Instantly, Trent broke out into song, cheerfully belting out “Always look on the bright side of life!” If there’s one thing I’ve found that we can consistently count upon our shipmates for, it is to cheer us up, make us laugh, and put a smile on our faces when we’re feeling down. So, in honor of looking on “the bright side of life” despite this sea of plastic that we are sailing into, I’m going to introduce a topic that perhaps you haven’t considered in relation to plastic pollution in the ocean: life adapts and evolves. Plastics are produced from petroleum, which originated as ancient phytoplankton preserved from decomposition millions of years ago. However, humans have manipulated these fossilized algae by adding different chemicals—many of which are toxic and harmful—in order to produce plastics. Whether and how marine life will respond to the presence of these novel petroleum-based chemicals is a critical and nascent field of study, and one actively being pursued by some of the scientists aboard this expedition.

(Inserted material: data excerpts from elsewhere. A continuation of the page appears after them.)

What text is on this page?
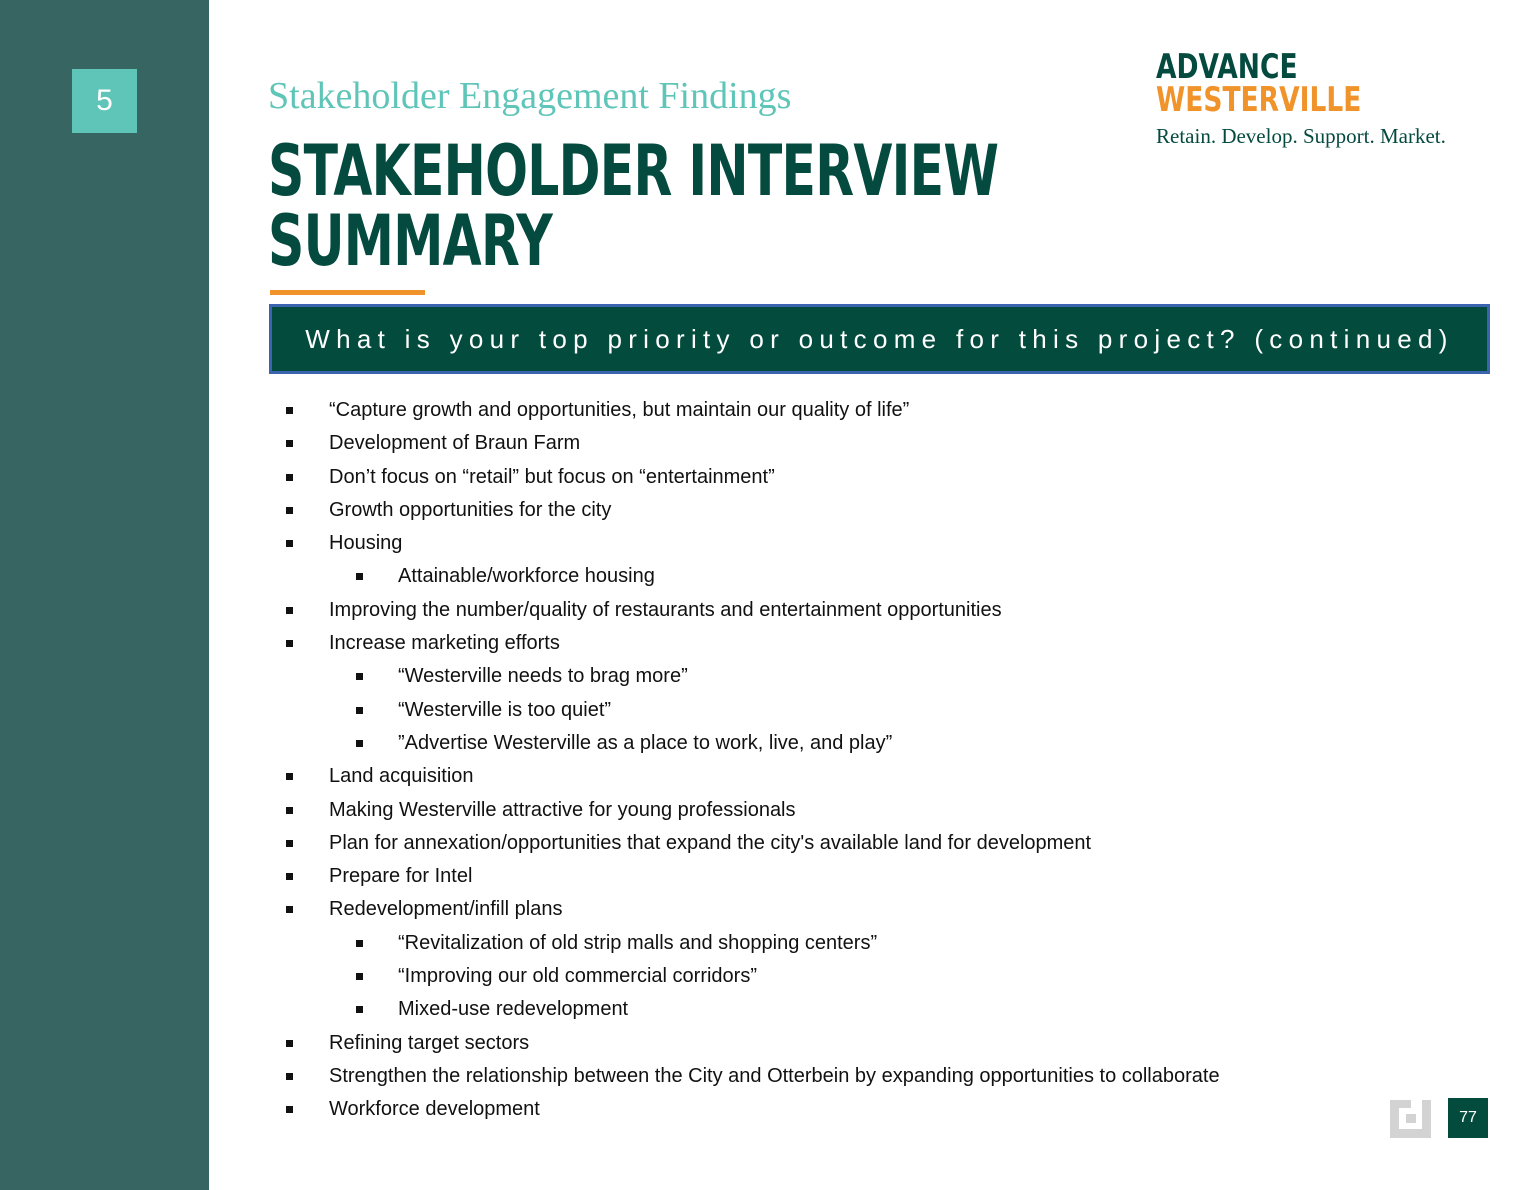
5	Stakeholder Engagement Findings
STAKEHOLDER INTERVIEW
SUMMARY
ADVANCE
WESTERVILLE
Retain. Develop. Support. Market.
What is your top priority or outcome for this project? (continued)
“Capture growth and opportunities, but maintain our quality of life”
Development of Braun Farm
Don’t focus on “retail” but focus on “entertainment”
Growth opportunities for the city
Housing
Attainable/workforce housing
Improving the number/quality of restaurants and entertainment opportunities
Increase marketing efforts
“Westerville needs to brag more”
“Westerville is too quiet”
”Advertise Westerville as a place to work, live, and play”
Land acquisition
Making Westerville attractive for young professionals
Plan for annexation/opportunities that expand the city's available land for development
Prepare for Intel
Redevelopment/infill plans
“Revitalization of old strip malls and shopping centers”
“Improving our old commercial corridors”
Mixed-use redevelopment
Refining target sectors
Strengthen the relationship between the City and Otterbein by expanding opportunities to collaborate
Workforce development	77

As we pass deeper into the North Pacific mid-ocean gyre, we have entered a biological desert that is deplete with natural resources and endowed with an abundance of synthetic plastics. To understand the importance of this disparity for the ultimate destiny of plastics, we must return to the wisdom of one of the founding fathers of modern biology: Charles Darwin. One of the fundamental tenets of Darwin’s theory of evolution by natural selection is that every organism produces more offspring than can possibly survive. The forces of competition, predation, disease, and resource limitation impose strong selective pressures that weed out the hardy and adaptive from the weak and maladapted. Variation in heritable physical traits provides a source of novel adaptations from which to draw upon as a sort of lottery system in variable environments. Just as pathogens are rapidly developing resistance to antibiotics, and agricultural pests are evolving resistance to pesticides, it stands to reason that in such a competitive, resource-depleted environment as the mid-ocean gyre, marine organisms may be evolving methods of digesting and metabolizing plastics. One researcher on board our expedition, Gregory Boyd, is studying the bacterial communities that associate with plastics in hopes of better understanding this process as it relates to microbes.

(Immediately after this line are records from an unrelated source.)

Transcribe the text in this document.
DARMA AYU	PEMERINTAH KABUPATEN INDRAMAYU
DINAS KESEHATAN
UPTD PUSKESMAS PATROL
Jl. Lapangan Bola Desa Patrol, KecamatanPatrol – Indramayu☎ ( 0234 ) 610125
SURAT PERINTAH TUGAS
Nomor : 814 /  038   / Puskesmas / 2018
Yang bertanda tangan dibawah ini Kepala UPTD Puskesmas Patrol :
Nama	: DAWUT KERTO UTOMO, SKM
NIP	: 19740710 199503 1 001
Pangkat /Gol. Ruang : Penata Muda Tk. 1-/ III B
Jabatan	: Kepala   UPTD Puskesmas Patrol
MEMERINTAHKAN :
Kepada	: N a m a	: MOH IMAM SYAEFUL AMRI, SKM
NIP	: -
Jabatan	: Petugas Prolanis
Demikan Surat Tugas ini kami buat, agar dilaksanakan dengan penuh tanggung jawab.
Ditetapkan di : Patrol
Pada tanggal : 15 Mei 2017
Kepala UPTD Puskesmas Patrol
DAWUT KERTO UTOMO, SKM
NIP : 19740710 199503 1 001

Although there is no doubt that human activities, including plastic use, are changing the world’s oceans rapidly, it is worth remembering that the forces of evolution have been at work in the world’s oceans for billions of years. I thought again about the flying fish I had seen the night before; the very fact that they evolved with the ability to glide through the air to escape predators is a testament to the power of natural selection. Plastics are not the end to life in the oceans. They are merely a transition point, the beginning of a strange new marine world structured predominantly by human activities and whose evolutionary future is uncertain. Amidst a sea of plastic, as we recognize our need to address our overuse of plastic and assume responsibility for the planet’s health, the “bright side of life” is that life will find a way. And I have every bit of confidence that, with our help, the ocean will indeed find a way to weather out this storm of plastic, if only when fish can fly.